Commodities: The CRB Index posted a small gain for the week. Winners included the grains, oil, gold, and palladium. Losers included silver, platinum, and industrial metals. Copper dropped 2%. Note that oil gained better than 2% in a week when the US Dollar did the same, which brings us to...
Currencies: With the Dollar gaining on risk aversion amid ongoing uncertainty in Europe and Asia, the euro, Sterling, Swiss Franc, Yen and Aussie Dollar all dropped.
The Week Ahead
Stocks: The Dow, SPX and NDX continue to consolidate at their 50 day moving averages after the breakout, with volume and money flow contracting. Looking beyond US large caps, the relative strength of the small caps and relative weakness of foreign stocks paint a picture of a slowly improving US economy and healthy corporate earnings in the face of significant headwinds. First, the financials are a definite drag on the markets, as they face the uncertainty of foreign bond exposure and, more significantly, the still unresolved mortgage mess. Second, eurozone troubles are contributing to risk aversion among investors whose memories of systemic financial crisis are still all too fresh. Third, concerns about the Chinese economy and policy makers' attempts to reign in inflation are driving [misplaced] growth concerns. Finally the outbreak of hostilities in Korea can only add to risk aversion.
In spite of this litany of worries, stocks are hanging tough and, to this point, refusing to be broken down. More importantly, with the US Dollar rallying, stocks are not selling off significantly, and it is the inverse Dollar/equity correlation appears to be breaking. Risks remain, but this can be regarded as bullish for stocks going forward.

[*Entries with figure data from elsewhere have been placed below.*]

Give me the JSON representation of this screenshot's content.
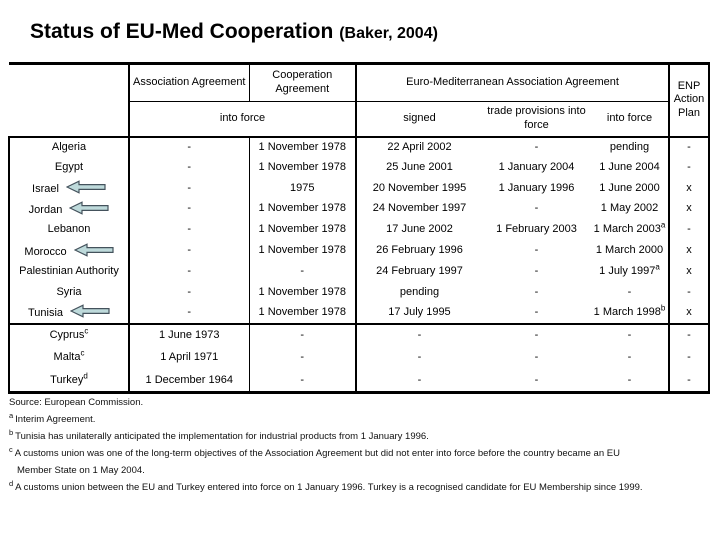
{
  "title": {
    "main": "Status of EU-Med Cooperation",
    "citation": "(Baker, 2004)"
  },
  "table": {
    "header": {
      "col_association": "Association Agreement",
      "col_cooperation": "Cooperation Agreement",
      "col_euromed": "Euro-Mediterranean Association Agreement",
      "col_enp": "ENP Action Plan",
      "sub_into_force_span": "into force",
      "sub_signed": "signed",
      "sub_trade": "trade provisions into force",
      "sub_into_force": "into force"
    },
    "rows": [
      {
        "country": "Algeria",
        "arrow": false,
        "cells": [
          "-",
          "1 November 1978",
          "22 April 2002",
          "-",
          "pending",
          "-"
        ]
      },
      {
        "country": "Egypt",
        "arrow": false,
        "cells": [
          "-",
          "1 November 1978",
          "25 June 2001",
          "1 January 2004",
          "1 June 2004",
          "-"
        ]
      },
      {
        "country": "Israel",
        "arrow": true,
        "cells": [
          "-",
          "1975",
          "20 November 1995",
          "1 January 1996",
          "1 June 2000",
          "x"
        ]
      },
      {
        "country": "Jordan",
        "arrow": true,
        "cells": [
          "-",
          "1 November 1978",
          "24 November 1997",
          "-",
          "1 May 2002",
          "x"
        ]
      },
      {
        "country": "Lebanon",
        "arrow": false,
        "cells": [
          "-",
          "1 November 1978",
          "17 June 2002",
          "1 February 2003",
          "1 March 2003^a",
          "-"
        ]
      },
      {
        "country": "Morocco",
        "arrow": true,
        "cells": [
          "-",
          "1 November 1978",
          "26 February 1996",
          "-",
          "1 March 2000",
          "x"
        ]
      },
      {
        "country": "Palestinian Authority",
        "arrow": false,
        "cells": [
          "-",
          "-",
          "24 February 1997",
          "-",
          "1 July 1997^a",
          "x"
        ]
      },
      {
        "country": "Syria",
        "arrow": false,
        "cells": [
          "-",
          "1 November 1978",
          "pending",
          "-",
          "-",
          "-"
        ]
      },
      {
        "country": "Tunisia",
        "arrow": true,
        "cells": [
          "-",
          "1 November 1978",
          "17 July 1995",
          "-",
          "1 March 1998^b",
          "x"
        ]
      }
    ],
    "rows_accession": [
      {
        "country": "Cyprus^c",
        "arrow": false,
        "cells": [
          "1 June 1973",
          "-",
          "-",
          "-",
          "-",
          "-"
        ]
      },
      {
        "country": "Malta^c",
        "arrow": false,
        "cells": [
          "1 April 1971",
          "-",
          "-",
          "-",
          "-",
          "-"
        ]
      },
      {
        "country": "Turkey^d",
        "arrow": false,
        "cells": [
          "1 December 1964",
          "-",
          "-",
          "-",
          "-",
          "-"
        ]
      }
    ]
  },
  "footnotes": [
    {
      "sup": "",
      "text": "Source: European Commission."
    },
    {
      "sup": "a",
      "text": "Interim Agreement."
    },
    {
      "sup": "b",
      "text": "Tunisia has unilaterally anticipated the implementation for industrial products from 1 January 1996."
    },
    {
      "sup": "c",
      "text": "A customs union was one of the long-term objectives of the Association Agreement but did not enter into force before the country became an EU Member State on 1 May 2004."
    },
    {
      "sup": "d",
      "text": "A customs union between the EU and Turkey entered into force on 1 January 1996. Turkey is a recognised candidate for EU Membership since 1999."
    }
  ],
  "colors": {
    "arrow_fill": "#bedadb",
    "arrow_stroke": "#44525c"
  }
}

(click on charts to enlarge)
Bonds: We've been bearish on bonds since October, and though US Treasuries appear to have benefited from some safe haven buying last week, yields have been rising since the announcement of the Fed's "QE2" bond buying program. Bonds had been priced for a severe recessionary scenario and with the US economy slowly improving, we remain bond bears. It would take a severe crisis to change that outlook.

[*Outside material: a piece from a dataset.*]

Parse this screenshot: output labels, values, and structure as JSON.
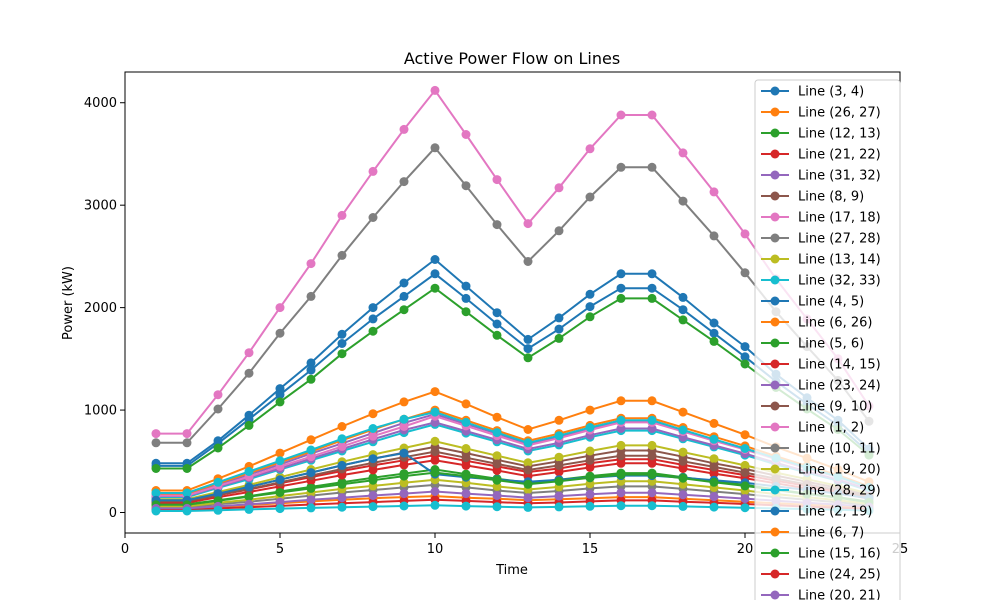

Commodities: These markets present an interesting dilemma. A rising US Dollar, slowing growth in China and the eurozone situation do not add up to a fundamentally bullish case in general. This is the case in particular for oil, where market supply appears ample. Technically, however, many commodities remain in strong uptrends, except for oil which is in a long term trading range with a near term upward bias.

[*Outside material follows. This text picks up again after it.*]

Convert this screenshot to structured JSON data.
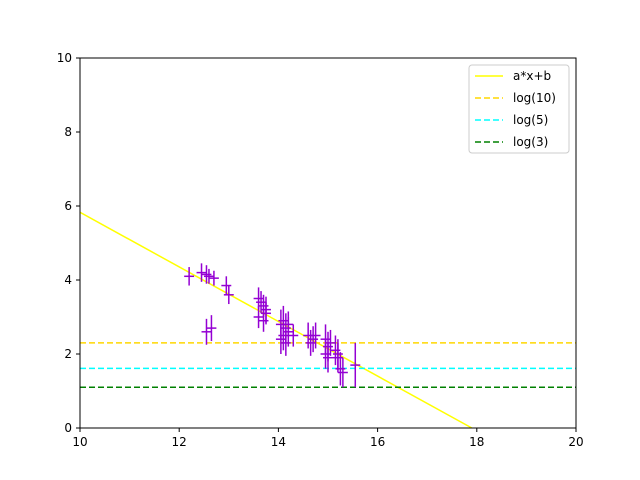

While it's true you shouldn't fight the tape, the risk/reward tradeoff in most commodities doesn't look favorable for position traders, so my bias here would be to shy away from new long positions, and keep open long positions on a short leash.
Currencies: The US Dollar index held that 76 level we kept looking at, is in a new uptrend, and looks technically poised for a sustainable rally. This is not a pure risk aversion play; rising Treasury bond yields and a strengthening economy will support the currency. A strong Dollar, as noted above, has signaled a weak stock market since the financial crisis, but that could be changing. In the coming days, when time permits, I will calculate near term and longer term Pearson correlation values for the Dollar index and SPX, and plot the trend on a chart. Dollar strength is also significant for commodities, as noted above, and leads me to urge caution with commodity investments.
In summary, my current stance is modestly bullish on US equities (ex financials), cautious on foreign equities and commodities, and bearish on bonds.